I went to a fascinating meeting at the UK Foreign and Commonwealth Office on their "digital diplomacy" initiative. The ambassadors are blogging -- you can see them aggregated here.
You might think that encouraging blogging at all levels by the foreign office would be a marketing disaster waiting to happen: surely someone was going to put a foot into a pretty well-laid trap very soon. How can "our man in Lisbon" (blogging here, in Portuguese) avoid being drawn into a debate on the state of the PIGS or the Portuguese criminal justice system that will reflect badly on the brand --- UK Plc, mostly --- he is promoting and representing?
Well, the question answers itself: it is not for nothing that he is "our man". Actually, the FCO has always needed a culture of "presumption of competence" because representatives were sent many days' travel away from any check on their power. Delegation had to be real. So there is almost no institution in the world (the Catholic Church springs to mind as a contender for that title) more suited to showing off its organisational discipline under decentralisation than the old imperial foreign ministries.
The result of all this is fascinating. Read John Duncan, for example, on Arms Treaty Negotiations. Remember that it was the failure of the chemical and biological weapons negotiations that left the door wide-open for the accusation that Saddam possessed weapons of mass destruction. A working treaty here could have prevented the Iraq war. Will the sort of transparency that comes from this sort of blogging raise these issues to the level of importance they should have?
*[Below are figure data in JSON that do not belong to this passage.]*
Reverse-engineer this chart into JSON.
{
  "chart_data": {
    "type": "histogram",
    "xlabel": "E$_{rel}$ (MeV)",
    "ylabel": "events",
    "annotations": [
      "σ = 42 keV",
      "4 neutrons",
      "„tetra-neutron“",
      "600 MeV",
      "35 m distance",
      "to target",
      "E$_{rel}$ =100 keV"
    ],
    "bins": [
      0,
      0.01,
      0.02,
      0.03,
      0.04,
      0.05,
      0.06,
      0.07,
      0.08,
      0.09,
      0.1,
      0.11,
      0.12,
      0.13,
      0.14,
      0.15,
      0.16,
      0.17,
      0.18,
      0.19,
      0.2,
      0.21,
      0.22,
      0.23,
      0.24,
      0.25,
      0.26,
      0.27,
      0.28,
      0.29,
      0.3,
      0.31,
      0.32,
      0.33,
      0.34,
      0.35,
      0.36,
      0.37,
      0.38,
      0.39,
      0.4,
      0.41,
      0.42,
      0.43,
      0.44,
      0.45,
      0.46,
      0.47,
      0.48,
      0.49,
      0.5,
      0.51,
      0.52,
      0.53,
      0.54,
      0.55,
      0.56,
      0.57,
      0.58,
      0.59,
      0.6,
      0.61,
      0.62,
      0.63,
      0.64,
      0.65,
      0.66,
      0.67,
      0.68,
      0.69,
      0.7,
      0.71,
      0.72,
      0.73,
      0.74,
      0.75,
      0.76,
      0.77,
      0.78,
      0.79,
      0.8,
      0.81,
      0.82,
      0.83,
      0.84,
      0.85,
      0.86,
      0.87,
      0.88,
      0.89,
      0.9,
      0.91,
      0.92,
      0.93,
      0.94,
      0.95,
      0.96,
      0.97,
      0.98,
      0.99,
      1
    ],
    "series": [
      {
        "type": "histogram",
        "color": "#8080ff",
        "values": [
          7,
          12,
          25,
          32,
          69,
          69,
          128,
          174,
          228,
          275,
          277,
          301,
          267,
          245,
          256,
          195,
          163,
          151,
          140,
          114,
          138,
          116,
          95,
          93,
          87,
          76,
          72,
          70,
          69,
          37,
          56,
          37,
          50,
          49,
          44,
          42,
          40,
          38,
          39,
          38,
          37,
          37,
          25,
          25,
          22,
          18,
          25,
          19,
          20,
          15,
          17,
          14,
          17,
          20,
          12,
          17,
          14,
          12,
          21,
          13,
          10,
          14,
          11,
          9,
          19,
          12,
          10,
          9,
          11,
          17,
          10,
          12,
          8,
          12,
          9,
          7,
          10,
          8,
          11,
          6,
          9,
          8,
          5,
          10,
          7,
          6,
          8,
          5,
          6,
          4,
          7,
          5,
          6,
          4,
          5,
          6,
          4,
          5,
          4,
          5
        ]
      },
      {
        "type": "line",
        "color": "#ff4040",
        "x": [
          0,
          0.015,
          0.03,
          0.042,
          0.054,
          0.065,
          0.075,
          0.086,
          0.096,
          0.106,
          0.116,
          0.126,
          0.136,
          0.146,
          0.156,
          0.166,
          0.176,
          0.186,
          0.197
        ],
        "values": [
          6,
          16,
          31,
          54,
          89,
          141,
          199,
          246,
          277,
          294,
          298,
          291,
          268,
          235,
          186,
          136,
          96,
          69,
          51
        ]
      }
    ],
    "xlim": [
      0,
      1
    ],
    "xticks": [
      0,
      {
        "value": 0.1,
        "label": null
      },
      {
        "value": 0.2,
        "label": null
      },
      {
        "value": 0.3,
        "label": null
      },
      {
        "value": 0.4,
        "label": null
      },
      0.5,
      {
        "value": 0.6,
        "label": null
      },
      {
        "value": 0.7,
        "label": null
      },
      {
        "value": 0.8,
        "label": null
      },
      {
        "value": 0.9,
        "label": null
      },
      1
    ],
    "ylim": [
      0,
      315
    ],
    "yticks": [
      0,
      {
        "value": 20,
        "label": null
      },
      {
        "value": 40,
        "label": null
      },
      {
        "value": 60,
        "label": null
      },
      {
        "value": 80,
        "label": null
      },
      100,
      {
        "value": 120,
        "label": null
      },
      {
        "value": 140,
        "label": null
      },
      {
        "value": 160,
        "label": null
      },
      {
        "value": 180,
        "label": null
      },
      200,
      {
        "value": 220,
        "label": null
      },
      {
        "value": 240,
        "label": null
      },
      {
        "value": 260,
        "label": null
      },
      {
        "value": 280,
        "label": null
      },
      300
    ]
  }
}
Ian Brown, from the Oxford Internet Institute, raised the question of how an Ambassador's blog could be authentic. Surely they're just shilling for her Majesty's government, even the blog from news-poor Zimbabwe?
This is obviously the big question for government use of new media. Just as technology allowed disintermediation of finance---and so all the excesses that we are now paying for---so that disintermediation is now hitting the production of knowledge. And we don't want to happen to knowledge what happened to money ...
My own take on this is that there are two views of the business of knowledge making: you are either trying to influence outcomes, or you are trying to "speak truth to power". In the new media, you can't afford to pretend to be doing the one when you're doing the other. The FCO cannot - just cannot - speak truth to power, because it is power. But it can transparently and authentically try to influence.
The bigger question of whether there is anyone left who has the legitimacy to speak truth rather than simply seek influence is a big question for our time. Like the analogy with finance, we now operate, as it were, without a gold standard. Beware, therefore, the inflation of all claims.